While everyone's obsessing over Trump headlines and investor drama, something way more important is happening in the bond markets that barely anyone's talking about. CPI swap curves are climbing fast, and it's basically the market's way of saying "the Fed's probably gonna screw this up somehow." According to recent trading data, long-term inflation bets are spiking as traders position for either Fed policy being too tight or too loose.
CPI Swaps Jump Across the Board
The numbers tell a pretty clear story – traders are getting nervous about inflation staying higher for longer. Here's what's happening:
June 2026 CPI swaps:
- Today: 3.35%
- Last week: 3.42%
- Last month: 3.10%
March 2026:
- Today: 3.28%
- Last week: 3.26%
- Last month: 2.65%
That jump from 2.65% to 3.28% in just a month? That's not small potatoes. It shows traders are seriously rethinking how sticky inflation might be, and they're betting it's gonna stick around way longer than the Fed wants.

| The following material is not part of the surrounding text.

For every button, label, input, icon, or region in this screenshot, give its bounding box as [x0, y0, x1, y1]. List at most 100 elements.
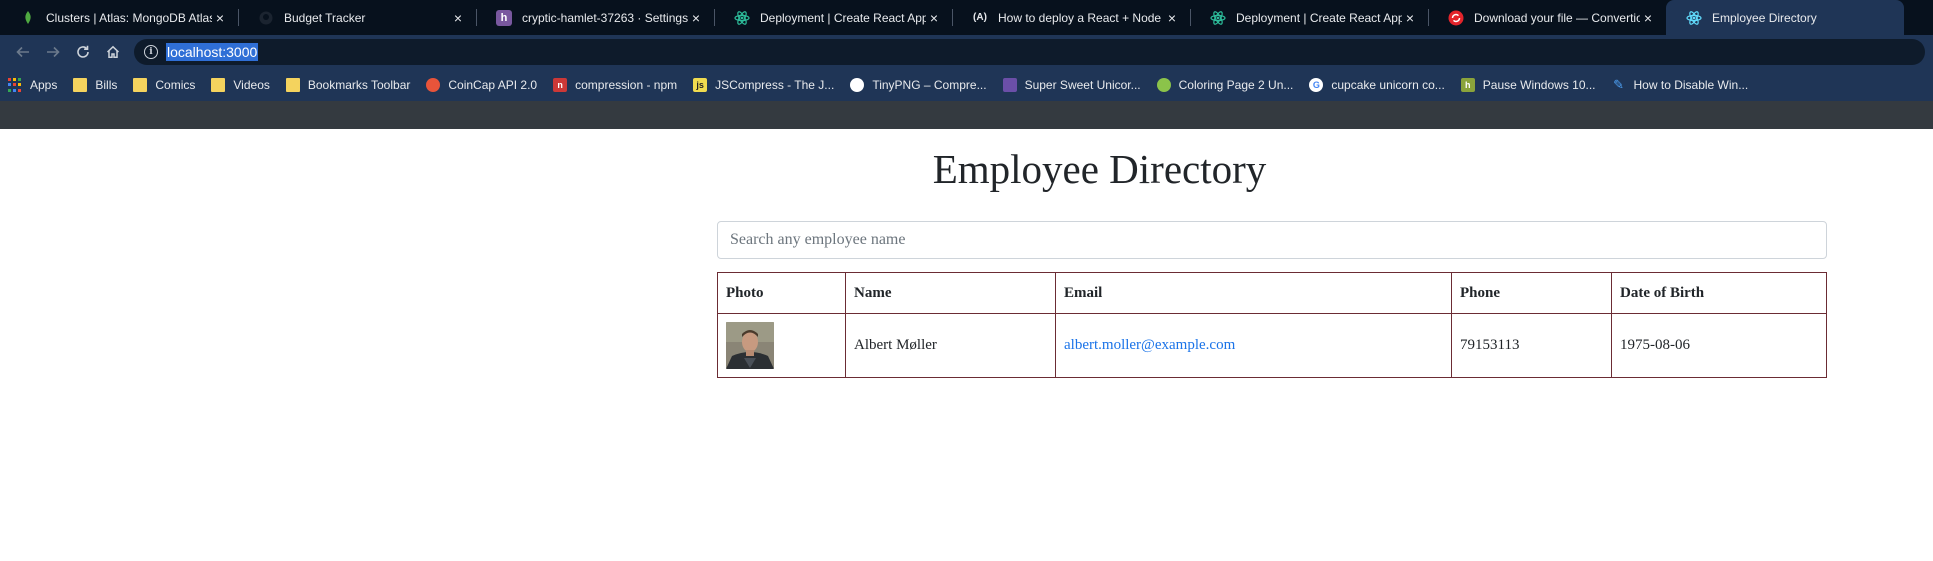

Markets Betting Fed Gets It Wrong
Here's the thing everyone's missing while they're glued to political headlines: the bond market is quietly preparing for the Fed to mess up. Whether that means keeping rates too high and crushing the economy, or cutting too fast and letting inflation run wild again, traders are hedging their bets.
The monthly changes are way more dramatic than the weekly ones, which tells you this shift in thinking happened pretty recently. It's like the market suddenly woke up and realized the Fed's walking a tightrope, and there's a good chance they're gonna fall off one side or the other.